How to create splits from a sequence file in Hadoop?

706 views Asked by At

In Hadoop, I have a sequence file of 3GB size. I want to process it in parallel. Therefore, I am going to create 8 maptasks and hence 8 FileSplits.

FileSplit class has constructors that require the:

Path of the file
Start position
Length

For example the fisrt split can be from 0 with length 3GB/8 and the next split from 3GB/8 with length 3GB/8 and so forth.

Now the SequenceFile.Reader has a constructor that takes same:

Path of the file
Start position
Length

For the first split (from 0 with length 3Gb/8) the sequence file was able to read it as it contains the header of the file, the compression type, and information about the key and value classes.

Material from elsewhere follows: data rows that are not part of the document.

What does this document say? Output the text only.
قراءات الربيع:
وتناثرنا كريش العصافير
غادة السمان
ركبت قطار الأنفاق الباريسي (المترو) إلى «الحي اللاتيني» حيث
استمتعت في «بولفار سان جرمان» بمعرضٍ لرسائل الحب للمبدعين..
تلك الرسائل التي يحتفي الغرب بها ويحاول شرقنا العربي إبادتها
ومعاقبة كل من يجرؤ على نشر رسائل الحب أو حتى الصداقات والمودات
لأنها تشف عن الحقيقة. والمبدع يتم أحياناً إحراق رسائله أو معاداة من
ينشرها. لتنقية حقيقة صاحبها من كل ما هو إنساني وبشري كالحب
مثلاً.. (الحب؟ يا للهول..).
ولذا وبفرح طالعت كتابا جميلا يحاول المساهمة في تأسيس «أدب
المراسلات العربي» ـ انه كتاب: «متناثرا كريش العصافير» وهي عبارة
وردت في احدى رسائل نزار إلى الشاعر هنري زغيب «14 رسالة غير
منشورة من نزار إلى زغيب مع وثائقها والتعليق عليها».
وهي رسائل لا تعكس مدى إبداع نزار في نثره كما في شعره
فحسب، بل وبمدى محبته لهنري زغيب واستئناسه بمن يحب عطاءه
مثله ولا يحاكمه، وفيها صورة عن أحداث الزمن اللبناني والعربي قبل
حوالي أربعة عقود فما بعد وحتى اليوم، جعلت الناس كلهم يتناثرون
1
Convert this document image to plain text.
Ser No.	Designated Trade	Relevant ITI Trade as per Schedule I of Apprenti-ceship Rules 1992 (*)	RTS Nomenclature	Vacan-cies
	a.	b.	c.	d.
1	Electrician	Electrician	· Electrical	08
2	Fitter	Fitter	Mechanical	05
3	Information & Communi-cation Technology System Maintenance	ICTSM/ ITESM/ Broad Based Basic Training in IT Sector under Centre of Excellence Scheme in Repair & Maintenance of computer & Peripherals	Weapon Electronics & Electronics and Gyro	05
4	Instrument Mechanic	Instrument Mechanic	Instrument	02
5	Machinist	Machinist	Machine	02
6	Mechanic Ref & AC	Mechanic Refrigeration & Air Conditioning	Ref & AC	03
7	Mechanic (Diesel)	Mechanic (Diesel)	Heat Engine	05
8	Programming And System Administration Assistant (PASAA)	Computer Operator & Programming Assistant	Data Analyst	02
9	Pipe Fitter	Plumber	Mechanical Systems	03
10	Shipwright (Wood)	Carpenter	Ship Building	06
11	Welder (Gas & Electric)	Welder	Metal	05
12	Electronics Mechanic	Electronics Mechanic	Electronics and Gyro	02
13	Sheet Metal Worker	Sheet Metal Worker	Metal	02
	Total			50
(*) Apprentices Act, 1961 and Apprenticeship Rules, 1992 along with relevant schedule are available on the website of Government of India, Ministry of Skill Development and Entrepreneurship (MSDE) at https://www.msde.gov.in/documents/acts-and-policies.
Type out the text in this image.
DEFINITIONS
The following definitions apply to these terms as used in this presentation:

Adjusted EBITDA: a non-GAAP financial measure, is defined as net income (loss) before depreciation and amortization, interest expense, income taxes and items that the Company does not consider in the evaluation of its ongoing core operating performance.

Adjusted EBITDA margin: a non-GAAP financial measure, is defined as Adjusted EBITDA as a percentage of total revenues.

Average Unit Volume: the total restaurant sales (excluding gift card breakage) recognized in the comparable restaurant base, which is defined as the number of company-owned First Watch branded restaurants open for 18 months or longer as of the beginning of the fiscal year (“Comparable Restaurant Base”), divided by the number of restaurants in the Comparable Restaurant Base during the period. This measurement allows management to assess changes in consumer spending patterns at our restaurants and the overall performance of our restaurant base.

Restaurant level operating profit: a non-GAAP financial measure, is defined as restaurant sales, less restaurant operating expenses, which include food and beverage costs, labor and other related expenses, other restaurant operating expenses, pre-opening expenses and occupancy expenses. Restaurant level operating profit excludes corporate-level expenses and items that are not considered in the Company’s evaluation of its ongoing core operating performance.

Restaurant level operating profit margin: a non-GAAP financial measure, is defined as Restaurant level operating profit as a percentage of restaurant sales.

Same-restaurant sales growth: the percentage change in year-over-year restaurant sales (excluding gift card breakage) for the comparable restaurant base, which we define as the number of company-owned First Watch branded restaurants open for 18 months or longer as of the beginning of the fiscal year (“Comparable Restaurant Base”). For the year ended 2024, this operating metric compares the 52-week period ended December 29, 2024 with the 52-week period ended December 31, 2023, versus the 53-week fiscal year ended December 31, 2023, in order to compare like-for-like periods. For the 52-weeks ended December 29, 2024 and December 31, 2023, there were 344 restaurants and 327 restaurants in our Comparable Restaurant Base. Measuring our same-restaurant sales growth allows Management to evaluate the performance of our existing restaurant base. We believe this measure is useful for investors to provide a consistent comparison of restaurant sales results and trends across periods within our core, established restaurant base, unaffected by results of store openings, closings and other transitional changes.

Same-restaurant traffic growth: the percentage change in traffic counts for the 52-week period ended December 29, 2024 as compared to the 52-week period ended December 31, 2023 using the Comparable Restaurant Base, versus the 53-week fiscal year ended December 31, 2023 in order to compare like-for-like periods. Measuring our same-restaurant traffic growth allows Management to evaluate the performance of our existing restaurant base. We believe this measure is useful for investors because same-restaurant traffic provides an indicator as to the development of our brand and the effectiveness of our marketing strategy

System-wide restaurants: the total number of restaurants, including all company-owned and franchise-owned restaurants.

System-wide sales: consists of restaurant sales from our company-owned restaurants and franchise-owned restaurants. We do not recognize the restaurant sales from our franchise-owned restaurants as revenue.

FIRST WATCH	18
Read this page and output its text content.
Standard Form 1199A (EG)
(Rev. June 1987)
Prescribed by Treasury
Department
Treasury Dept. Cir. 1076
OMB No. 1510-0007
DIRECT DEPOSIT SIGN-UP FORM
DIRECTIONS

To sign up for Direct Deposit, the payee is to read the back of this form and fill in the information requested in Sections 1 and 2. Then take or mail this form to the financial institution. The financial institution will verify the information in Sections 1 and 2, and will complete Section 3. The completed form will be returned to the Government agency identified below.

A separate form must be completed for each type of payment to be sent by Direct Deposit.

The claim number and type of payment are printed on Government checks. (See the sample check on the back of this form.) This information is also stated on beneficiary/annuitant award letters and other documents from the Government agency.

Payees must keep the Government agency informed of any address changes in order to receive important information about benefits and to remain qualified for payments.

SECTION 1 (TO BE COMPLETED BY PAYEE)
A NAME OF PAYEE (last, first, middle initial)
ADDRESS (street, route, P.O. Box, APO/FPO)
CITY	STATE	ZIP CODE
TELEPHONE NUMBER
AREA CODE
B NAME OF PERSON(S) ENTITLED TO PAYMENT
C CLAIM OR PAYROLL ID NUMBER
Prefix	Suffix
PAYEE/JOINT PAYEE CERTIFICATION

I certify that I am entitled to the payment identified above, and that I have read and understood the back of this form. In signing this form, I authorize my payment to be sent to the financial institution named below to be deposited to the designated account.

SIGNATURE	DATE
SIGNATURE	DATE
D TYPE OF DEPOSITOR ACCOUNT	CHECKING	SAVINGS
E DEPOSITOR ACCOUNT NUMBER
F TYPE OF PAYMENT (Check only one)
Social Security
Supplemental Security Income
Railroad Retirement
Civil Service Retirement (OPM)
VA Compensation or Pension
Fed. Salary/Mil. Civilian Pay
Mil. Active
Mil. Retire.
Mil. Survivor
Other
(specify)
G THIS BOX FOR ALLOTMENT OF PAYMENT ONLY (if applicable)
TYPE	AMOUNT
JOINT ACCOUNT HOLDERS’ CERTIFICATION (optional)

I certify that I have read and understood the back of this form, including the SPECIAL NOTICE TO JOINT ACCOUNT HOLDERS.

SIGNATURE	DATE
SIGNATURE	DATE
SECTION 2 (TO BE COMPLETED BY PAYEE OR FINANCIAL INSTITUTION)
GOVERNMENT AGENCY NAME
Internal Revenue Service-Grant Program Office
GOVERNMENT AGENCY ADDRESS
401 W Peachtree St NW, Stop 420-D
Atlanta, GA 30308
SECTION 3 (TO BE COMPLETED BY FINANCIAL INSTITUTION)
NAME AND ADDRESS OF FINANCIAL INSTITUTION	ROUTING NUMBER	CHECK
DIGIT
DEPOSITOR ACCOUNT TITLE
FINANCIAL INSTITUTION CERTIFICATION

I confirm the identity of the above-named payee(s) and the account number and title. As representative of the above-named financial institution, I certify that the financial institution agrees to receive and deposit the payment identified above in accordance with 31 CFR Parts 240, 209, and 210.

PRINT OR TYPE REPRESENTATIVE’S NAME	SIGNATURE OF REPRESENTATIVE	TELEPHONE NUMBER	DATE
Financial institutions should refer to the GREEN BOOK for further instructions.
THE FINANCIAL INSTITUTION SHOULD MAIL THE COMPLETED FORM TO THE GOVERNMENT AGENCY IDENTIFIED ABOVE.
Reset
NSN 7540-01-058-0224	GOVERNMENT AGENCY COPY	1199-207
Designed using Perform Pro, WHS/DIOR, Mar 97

However, for the other splits the SequenceFile.Reader was not able to read the split because, I think, that portion of the file doesn't contain the header of the sequence file (becuase the file split is not starting from 0) and hence it throws a NullPointerException when I tried to use the sequence file.

So is there a way to make file splits from the sequence file?

1

There are 1 answers

0
Mosab Shaheen On

Well, the idea is that start and length parameters of SequenceFile.Reader is not for specifying portion of the sequence file rather it is for specifying the real beginning and span over a sequence file (e.g. In case you have a container file that contains five sequence files together, and you want to use one of them so specify start and length of the sequence file inside that container file. OR in case you want to read from the beginning of a sequence file to a specific length; however it is not possible to set the start to the middle of a sequence file because you will skip the header of the sequence file and you will get "not a sequence file error", thus you must set the start parameter to the beginning of the sequence file).

Therefore, the solution is to create your file split in your InputFormat as usual:

new FileSplit(path, start, span, hosts);

And you create the sequence reader in your RecordReader as usual (no need to specify start or length):

reader = new SequenceFile.Reader(fs, path, conf);// As usual
start = Split.getStart();
reader.sync(start);

The idea is here in "sync" which skips the amount of bytes specified by "start" of the split.


And for the nextKeyValue of the RecordReader:

    if ((reader.getPosition() >= (start + span)) || !reader.next(key, value)) {
        return false;
    } else {
        return true;
    }